La Délicatesse – David Foenkinos
Je vais essayer de parler de ce livre. D’ordinaire faire une critique me semble facile. Il se dégage des points forts et des faiblesses, parfois tellement évidents qu’on peut se demander comment l’auteur ne les a pas vus, sans parler de l’éditeur. Mais cette “Délicatesse” a remué tellement de choses en moi que je ne sais plus que dire.

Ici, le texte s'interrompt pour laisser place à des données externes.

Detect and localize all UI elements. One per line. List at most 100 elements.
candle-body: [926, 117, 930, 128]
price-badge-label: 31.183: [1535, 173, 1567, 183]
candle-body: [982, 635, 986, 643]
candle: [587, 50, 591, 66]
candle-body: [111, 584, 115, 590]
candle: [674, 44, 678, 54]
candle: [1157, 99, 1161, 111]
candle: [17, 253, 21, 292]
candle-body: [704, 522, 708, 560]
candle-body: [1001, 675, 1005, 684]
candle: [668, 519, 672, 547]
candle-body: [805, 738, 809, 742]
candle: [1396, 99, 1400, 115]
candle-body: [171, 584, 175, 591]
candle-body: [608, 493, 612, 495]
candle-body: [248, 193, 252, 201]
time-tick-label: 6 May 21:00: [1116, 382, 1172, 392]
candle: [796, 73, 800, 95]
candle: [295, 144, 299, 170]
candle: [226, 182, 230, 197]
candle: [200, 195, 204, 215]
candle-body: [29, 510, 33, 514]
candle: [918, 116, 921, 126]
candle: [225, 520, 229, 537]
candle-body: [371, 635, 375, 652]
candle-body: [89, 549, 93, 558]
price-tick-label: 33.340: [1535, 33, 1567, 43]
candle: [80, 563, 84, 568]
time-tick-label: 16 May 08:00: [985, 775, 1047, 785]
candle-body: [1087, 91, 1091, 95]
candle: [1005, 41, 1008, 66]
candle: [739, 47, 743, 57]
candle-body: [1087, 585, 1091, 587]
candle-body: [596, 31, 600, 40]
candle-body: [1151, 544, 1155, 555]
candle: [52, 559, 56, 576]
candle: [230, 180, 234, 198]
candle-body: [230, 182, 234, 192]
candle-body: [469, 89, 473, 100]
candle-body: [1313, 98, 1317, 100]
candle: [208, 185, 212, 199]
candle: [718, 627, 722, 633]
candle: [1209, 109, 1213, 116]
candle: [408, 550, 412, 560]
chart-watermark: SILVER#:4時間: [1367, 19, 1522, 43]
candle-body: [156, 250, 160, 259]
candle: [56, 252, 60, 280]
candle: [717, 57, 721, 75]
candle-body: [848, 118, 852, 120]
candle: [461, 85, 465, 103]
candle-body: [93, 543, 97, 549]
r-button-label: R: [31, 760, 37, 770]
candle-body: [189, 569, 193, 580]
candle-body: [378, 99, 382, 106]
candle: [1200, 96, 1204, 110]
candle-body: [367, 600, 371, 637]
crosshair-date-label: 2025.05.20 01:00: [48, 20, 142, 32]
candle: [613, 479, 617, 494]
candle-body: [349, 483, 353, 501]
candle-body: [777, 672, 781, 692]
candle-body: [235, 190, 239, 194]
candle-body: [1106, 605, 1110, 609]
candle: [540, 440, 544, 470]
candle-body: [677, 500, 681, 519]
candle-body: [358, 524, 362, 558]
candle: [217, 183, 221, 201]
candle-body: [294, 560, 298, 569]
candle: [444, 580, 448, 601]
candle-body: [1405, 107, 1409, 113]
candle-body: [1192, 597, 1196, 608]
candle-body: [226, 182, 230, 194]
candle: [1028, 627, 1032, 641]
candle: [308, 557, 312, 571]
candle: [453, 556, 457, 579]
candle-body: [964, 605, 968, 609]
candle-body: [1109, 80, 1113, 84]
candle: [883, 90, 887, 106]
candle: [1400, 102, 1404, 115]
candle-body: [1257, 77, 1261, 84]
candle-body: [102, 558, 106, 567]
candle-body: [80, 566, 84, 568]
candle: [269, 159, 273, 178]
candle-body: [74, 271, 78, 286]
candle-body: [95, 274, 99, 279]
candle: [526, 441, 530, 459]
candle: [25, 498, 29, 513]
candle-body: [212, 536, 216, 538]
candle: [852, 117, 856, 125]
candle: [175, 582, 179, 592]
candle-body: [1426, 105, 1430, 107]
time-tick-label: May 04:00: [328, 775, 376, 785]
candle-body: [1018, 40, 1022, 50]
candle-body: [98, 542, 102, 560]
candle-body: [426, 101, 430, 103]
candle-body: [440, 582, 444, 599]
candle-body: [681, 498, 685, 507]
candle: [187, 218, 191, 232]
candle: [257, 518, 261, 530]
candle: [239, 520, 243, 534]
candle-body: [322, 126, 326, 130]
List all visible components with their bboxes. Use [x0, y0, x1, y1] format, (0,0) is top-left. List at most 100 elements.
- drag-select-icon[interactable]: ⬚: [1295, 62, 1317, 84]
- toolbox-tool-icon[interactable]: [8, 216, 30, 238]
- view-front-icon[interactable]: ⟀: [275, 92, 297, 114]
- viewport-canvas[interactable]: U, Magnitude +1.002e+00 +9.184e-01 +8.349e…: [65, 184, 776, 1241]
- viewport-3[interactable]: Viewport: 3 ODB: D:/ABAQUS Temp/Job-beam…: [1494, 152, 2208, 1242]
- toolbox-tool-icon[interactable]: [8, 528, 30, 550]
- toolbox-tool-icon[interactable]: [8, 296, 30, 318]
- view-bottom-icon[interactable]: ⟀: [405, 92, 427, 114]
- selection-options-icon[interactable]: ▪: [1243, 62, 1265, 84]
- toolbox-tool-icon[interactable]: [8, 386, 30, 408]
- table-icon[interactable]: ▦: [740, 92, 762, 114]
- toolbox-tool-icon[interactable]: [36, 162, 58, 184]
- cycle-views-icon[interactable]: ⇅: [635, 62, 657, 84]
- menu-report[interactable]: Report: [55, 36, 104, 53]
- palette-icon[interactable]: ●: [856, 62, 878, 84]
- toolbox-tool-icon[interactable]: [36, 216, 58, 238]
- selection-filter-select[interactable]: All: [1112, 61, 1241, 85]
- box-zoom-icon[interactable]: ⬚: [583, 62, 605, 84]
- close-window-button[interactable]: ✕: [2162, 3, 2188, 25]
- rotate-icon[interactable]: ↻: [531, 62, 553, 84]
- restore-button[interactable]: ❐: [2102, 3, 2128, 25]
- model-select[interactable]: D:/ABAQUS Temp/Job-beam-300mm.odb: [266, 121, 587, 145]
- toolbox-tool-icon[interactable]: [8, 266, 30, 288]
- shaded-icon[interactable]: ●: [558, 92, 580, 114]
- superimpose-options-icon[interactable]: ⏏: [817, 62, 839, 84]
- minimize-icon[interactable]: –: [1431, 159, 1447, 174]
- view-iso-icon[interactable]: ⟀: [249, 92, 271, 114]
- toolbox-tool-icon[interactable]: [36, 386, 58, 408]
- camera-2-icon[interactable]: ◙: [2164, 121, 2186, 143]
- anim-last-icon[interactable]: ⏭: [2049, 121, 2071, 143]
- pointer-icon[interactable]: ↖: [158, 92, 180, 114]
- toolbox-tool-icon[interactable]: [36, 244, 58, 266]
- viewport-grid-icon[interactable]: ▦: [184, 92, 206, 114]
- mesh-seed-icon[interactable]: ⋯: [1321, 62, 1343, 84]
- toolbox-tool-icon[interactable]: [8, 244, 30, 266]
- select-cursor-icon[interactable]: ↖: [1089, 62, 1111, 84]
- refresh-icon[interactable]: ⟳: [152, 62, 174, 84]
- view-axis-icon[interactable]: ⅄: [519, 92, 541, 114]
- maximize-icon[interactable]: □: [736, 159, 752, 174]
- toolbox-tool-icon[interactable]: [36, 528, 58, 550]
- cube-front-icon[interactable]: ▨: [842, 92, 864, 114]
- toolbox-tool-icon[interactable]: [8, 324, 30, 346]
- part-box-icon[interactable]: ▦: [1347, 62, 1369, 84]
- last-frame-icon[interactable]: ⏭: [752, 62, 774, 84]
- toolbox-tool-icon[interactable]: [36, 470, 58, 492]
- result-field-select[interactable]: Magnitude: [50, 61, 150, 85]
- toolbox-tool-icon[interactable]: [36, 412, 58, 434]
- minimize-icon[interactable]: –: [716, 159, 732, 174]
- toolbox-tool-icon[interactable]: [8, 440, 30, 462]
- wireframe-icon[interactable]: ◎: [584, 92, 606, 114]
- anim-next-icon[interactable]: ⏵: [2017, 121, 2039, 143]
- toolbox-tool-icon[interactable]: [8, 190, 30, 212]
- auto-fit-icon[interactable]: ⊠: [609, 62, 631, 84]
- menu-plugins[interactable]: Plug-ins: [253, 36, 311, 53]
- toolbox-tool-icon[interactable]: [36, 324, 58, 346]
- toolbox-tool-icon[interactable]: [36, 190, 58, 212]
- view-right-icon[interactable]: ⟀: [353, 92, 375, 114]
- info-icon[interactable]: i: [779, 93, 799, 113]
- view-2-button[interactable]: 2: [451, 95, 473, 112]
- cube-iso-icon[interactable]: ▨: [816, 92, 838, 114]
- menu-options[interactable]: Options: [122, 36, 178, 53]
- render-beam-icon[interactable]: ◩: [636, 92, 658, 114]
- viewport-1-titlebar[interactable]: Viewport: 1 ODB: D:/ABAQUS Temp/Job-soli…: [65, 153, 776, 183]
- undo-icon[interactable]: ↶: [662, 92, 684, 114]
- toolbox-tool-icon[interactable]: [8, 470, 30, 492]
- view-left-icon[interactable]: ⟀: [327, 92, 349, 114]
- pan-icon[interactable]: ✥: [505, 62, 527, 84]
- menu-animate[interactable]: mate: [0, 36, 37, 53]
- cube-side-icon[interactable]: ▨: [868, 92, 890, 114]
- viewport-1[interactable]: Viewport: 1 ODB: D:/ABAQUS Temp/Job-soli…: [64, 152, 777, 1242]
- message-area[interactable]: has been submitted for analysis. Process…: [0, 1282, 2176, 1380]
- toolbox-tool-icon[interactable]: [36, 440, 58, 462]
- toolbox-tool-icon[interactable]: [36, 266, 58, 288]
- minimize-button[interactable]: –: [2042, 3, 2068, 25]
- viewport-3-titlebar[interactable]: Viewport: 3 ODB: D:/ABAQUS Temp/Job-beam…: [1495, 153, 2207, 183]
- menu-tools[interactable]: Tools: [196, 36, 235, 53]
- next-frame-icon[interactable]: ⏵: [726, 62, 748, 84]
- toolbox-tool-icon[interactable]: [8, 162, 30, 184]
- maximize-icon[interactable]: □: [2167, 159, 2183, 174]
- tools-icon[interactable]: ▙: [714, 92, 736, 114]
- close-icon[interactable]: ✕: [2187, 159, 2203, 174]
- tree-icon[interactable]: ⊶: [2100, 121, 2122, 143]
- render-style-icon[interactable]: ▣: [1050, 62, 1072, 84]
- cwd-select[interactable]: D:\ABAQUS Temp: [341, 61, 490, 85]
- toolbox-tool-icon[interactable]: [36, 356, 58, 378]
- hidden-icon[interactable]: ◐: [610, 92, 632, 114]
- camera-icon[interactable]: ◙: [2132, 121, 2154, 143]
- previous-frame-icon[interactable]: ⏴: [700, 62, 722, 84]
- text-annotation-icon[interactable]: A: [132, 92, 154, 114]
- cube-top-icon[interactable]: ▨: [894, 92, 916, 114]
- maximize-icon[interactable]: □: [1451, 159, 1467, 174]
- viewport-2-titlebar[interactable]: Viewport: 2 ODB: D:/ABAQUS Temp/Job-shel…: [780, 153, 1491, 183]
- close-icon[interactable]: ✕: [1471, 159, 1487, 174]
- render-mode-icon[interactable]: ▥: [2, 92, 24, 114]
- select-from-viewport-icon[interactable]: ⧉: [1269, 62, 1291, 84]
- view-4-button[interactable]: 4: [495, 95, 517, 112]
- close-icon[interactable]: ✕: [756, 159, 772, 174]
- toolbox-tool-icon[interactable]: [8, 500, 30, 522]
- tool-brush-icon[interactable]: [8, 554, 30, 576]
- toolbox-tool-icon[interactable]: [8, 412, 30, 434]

J’ai beaucoup pleuré et ri, en alternance, et c’est là sans aucun doute que réside l’incroyable talent de l’auteur, du génie même. Il sait trouver des mots qui pénètrent, tout de suite, font un petit tour dans le cerveau et vont caresser les circonvolutions sentimentales, celles que les écrivains tentent de cerner depuis Gutenberg, et même avant. Foenkinos, lui, a trouvé. Il sait. Il connait les trois mots qui bouleversent. Du moins je le pensais jusqu’aux pages 120-130. Après la magie a cessé, et je me suis dit qu’il avait trouvé le truc par hasard et était incapable de le reproduire, d’où un certain ennui dans les dernières pages.
Une jeune et évidemment jolie femme, Nathalie, fait face à la disparition de son François. Le livre raconte cette disparition, et surtout les trois années qui suivent. Le retour dans le milieu professionnel, la compassion pesante des collègues. Mais le travail lui permet de reprendre pied et sa vie va se reconstruire, non sans tourments.
J’ignore ce qu’en disent les autres lecteurs – le principe ici est de dire ce qu’on pense sans prendre d’autres températures. Sans doute ma sensibilité exacerbée m’a fait adorer certains passages. Mais des opinions moins favorables ne me surprendraient pas. Quoi qu’il en soit, j’ai rarement été touché à ce point. Dommage qu’il y ait aussi un côté simpliste, des sophismes philosophiques parfois discutables, et des métaphores assez stériles, comme :
“Elle pensa que les mots étaient dans son cerveau comme des boules de Loto avant de sortir.” ou “Markus sortit du bureau, aussi stupéfait que le soleil pendant une éclipse”
ou d’autres phrases du genre qui sont comme des tâches sur un beau tableau. Les 80 dernières pages dénotent par rapport au début. Revu et élagué, c’eût été un chef d’œuvre. Une suppression d’un quart du texte et une revisite de certains passages pour éviter clichés faciles et truismes aurait donné un excellent roman.